As Barcelona coach Luis Enrique said later, Messi is a footballer "from another planet", sentiments echoed by Barcelona midfielder Javier Mascherano, who said of his teammate: "He's a player that is impossible to describe. It's just... you have to watch him."

Neuer could hardly be faulted for the second, but he may have still have been cursing himself for failing to stop Messi's first goal. That came courtesy of a low stinging shot on 77 minutes that caught the German international off balance and beat him at the near post.

That goal broke Bayern's stubborn resistance at the Camp Nou, and three minutes later Messi scored his wondrous second. Still the Argentina wasn't finished with the Germans, however, and in injury time as the German pressed forward he sent Neymar through on goal to put the tie seemingly beyond Bayern's grasp.

The Germans will tell themselves that they overturned a 3-1 deficit in the second leg of their quarter-final with Porto last month, but Barcelona aren't Porto and the chances of a Bayern victory are slim. Guardiola, who twice guided Barcelona to Champions League glory during his time as their coach, admitted it had been a chastening evening for his side.

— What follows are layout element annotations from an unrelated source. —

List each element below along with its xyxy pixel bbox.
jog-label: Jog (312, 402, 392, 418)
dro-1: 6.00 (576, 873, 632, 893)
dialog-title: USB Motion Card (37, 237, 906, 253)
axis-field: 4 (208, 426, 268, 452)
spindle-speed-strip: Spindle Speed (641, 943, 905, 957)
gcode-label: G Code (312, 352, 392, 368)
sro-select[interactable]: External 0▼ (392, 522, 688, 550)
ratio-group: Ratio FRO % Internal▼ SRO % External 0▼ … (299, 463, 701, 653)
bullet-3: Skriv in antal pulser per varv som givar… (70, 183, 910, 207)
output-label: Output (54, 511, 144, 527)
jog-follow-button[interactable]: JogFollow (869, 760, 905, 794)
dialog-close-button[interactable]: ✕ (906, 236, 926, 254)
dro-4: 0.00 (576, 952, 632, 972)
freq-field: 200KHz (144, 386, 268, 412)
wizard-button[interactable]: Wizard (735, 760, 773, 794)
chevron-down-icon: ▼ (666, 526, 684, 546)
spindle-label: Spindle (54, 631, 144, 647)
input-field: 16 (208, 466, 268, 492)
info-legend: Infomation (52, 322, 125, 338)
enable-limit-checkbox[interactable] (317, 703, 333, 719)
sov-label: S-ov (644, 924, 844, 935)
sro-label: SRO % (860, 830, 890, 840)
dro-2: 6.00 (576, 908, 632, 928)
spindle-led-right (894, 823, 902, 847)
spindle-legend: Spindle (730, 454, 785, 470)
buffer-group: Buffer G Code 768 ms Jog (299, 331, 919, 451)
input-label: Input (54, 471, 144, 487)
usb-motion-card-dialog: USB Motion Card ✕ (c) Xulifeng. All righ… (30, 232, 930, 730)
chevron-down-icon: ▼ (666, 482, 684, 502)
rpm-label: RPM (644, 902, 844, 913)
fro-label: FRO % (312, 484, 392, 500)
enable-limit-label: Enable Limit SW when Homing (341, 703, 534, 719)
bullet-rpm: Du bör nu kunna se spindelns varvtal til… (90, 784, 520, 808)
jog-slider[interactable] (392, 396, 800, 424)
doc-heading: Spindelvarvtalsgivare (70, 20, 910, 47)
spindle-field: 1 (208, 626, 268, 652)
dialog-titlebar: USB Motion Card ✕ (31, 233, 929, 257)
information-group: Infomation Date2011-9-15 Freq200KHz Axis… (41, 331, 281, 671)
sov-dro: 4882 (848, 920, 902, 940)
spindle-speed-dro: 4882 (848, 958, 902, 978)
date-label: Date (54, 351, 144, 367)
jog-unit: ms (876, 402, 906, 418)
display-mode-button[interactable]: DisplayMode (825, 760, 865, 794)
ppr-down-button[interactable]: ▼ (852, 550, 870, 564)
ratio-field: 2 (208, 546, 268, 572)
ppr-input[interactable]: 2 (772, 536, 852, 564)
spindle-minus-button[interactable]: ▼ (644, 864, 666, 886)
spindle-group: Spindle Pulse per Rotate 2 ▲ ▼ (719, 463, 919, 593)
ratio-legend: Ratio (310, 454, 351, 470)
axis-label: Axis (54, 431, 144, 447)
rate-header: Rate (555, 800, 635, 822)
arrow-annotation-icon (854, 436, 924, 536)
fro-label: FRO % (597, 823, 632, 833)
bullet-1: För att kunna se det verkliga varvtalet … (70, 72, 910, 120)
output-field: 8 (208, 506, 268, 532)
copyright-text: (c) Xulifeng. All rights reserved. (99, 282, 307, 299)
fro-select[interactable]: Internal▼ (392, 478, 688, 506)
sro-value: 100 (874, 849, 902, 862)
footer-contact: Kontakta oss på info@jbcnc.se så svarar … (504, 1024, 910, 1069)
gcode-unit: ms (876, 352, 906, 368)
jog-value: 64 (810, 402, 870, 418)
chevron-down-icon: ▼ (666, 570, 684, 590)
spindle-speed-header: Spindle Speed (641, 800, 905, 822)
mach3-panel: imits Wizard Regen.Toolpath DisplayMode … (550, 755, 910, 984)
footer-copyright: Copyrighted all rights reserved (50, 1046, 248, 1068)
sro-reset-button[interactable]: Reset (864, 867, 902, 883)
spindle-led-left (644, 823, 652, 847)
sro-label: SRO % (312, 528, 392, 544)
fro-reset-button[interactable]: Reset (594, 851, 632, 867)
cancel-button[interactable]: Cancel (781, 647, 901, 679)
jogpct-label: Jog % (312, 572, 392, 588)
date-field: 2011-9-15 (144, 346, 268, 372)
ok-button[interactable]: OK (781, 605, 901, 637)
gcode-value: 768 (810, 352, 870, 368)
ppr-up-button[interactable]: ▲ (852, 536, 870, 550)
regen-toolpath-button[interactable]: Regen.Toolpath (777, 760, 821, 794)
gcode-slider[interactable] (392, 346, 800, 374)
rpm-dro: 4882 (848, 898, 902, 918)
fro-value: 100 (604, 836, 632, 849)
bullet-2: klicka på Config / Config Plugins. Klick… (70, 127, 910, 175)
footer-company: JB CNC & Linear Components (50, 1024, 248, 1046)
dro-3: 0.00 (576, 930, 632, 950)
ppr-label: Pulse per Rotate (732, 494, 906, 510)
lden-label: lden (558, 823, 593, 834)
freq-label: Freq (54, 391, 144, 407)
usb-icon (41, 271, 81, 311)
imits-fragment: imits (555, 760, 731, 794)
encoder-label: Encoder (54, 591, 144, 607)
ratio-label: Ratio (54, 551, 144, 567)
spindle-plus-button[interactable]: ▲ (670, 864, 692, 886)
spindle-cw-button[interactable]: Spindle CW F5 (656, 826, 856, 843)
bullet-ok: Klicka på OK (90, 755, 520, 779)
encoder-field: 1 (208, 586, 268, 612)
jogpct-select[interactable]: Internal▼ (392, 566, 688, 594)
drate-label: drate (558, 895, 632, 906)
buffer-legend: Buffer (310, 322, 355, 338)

"If you don't have possession against Barcelona it is difficult and our plan was to monopolise the ball and make them run. But we were not dominant enough, " he reflected. "We knew who we were facing tonight. It has worked for me in the past to control possession and I cannot imagine football played any other way."

Asked if he believed Bayern could still reach next month's final Guardiola replied: "You can turn around a one or two-goal deficit, but three is tough."